With scant access to financing, Taiwanese SMEs were forced to scour the globe in search of business to earn foreign exchange before they could obtain the prized letters of credit that could be used as collateral in securing bank loans, in the process making the briefcase-toting men in black a familiar sight throughout the world.

The First Democrats

This brash, self-confident group of businesspeople, who had international experience and cash in their pockets, not only took their places in the global supply chain and accomplished a number of "firsts" in that arena, but also used their economic clout to support Taiwanese opposition forces and promote civic consciousness, launching University magazine and planting the seeds for the consumer protection and women's rights movements in Taiwan.

As Ramon Myers, senior fellow at Stanford University's Hoover Institution, has noted, Taiwan's burgeoning middle class consequent to the rise of the island's private business sector helped create the world's first Chinese democracy in Taiwan.

Despite lamentations among some that Taiwanese democracy has turned out to be "fast food democracy that has not had time to settle," it does reap the benefits of being first across the finish line.

Its rich, vibrant creative culture is but one example.

From chanteuse Theresa Teng to pop star Jay Chou, from choreographer Lin Hwai-min to designer Jason Wu, from the gourmet cuisine of Din Tai Fung to the fast coffee of 85°C, from bubble tea to instant noodles, from TV dramas to political chat shows, from art house filmmaker Hou Hsiao-hsien to director Ang Lee, Taiwan's take on pop music, movies, dining and other areas of leisure life have soothed the hearts and the tummies of Chinese people around the world.

Little wonder then that Jin Guantao, a visiting professor from China at National Chengchi University, was taken aback by the reality of Taiwan after his initial impressions from across the Taiwan Strait had been that "Taiwan is chaos."

But after living on the island for a period, he and his wife said they found the Taiwanese people to be friendly, free and tolerant.

"If I had to choose anywhere in the Chinese-speaking world to live, my first choice would be Taipei, because the democracy here allows the culture to be free," Jin says.

Putting the people in charge of setting policy has also allowed Taiwan to avoid the fate of being another tropical Asian "malaria zone."

In 1965 the World Health Organization's first "malaria eradication certification" was awarded to Taiwan.

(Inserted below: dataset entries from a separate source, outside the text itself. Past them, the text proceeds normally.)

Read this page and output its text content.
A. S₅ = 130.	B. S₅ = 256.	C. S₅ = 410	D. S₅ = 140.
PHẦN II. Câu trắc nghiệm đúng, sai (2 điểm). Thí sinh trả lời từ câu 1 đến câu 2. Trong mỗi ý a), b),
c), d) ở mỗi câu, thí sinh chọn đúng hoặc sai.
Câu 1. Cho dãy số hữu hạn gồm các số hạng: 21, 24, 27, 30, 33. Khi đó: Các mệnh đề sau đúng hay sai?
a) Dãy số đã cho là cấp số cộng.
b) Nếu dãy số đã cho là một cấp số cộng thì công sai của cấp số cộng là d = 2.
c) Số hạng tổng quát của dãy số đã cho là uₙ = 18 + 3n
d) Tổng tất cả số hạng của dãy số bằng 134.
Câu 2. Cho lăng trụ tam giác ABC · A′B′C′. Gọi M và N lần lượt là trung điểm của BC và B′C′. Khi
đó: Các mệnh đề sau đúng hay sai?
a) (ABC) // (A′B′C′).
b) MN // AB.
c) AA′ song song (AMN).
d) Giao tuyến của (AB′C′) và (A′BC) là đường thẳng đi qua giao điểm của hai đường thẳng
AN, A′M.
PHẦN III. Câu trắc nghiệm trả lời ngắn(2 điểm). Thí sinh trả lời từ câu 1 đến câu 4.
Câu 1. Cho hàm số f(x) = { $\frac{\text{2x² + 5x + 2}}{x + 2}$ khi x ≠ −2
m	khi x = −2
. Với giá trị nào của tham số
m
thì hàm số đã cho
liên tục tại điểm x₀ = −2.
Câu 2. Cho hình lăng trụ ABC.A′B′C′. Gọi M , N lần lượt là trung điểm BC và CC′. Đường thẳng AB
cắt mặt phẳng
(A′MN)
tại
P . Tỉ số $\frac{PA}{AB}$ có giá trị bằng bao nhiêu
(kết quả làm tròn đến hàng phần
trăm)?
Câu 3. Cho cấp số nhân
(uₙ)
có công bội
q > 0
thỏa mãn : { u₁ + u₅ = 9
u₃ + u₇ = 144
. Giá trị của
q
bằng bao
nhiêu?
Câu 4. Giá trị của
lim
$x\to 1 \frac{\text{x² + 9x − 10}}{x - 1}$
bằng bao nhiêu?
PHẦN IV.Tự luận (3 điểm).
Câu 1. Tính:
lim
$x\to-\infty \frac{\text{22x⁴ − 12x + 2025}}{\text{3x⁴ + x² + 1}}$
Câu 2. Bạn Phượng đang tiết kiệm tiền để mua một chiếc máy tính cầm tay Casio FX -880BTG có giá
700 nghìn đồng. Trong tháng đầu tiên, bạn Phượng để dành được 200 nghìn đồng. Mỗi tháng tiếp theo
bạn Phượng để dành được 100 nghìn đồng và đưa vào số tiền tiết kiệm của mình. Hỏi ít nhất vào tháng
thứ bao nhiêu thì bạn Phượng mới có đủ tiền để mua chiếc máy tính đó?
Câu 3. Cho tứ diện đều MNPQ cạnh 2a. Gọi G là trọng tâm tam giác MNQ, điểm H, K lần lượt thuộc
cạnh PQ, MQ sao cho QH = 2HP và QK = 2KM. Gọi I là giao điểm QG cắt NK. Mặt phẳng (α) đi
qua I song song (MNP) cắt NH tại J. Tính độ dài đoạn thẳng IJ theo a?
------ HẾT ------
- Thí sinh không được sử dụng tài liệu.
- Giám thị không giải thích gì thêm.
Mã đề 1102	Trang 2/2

The key to Taiwan's ability to break free of the cycle of post-war backwardness, poverty and disease was its establishment of a strict public health system at the grassroots level.

"Taiwan's is a capitalist-socialist health care system," says Academia Sinica research fellow Chen Jian-ren. "There has to be equality and relative income parity. From the start, Taiwan has pursued health care for the ordinary people, not health care for the elite," he adds.

Finding the Forgotten Keys

CommonWealth Magazine has endeavored to uncover the seminal moments in Taiwan's development these past 60 years. And by doing an inventory of the key individuals, events, organizations and forces of the past 60 years, determine the key elements as we enter the next 60 years.

At the end of the day, the purpose of existence is to transcend.

According to management guru Peter Senge, if an organization or nation is to exist in perpetuity, it must bring into play its potential for collective wisdom and a mutually shared vision, transcending the self to learn as a group.

Looking forward to Taiwan's next 60 years, what sort of transcendence could there be that we have yet to imagine?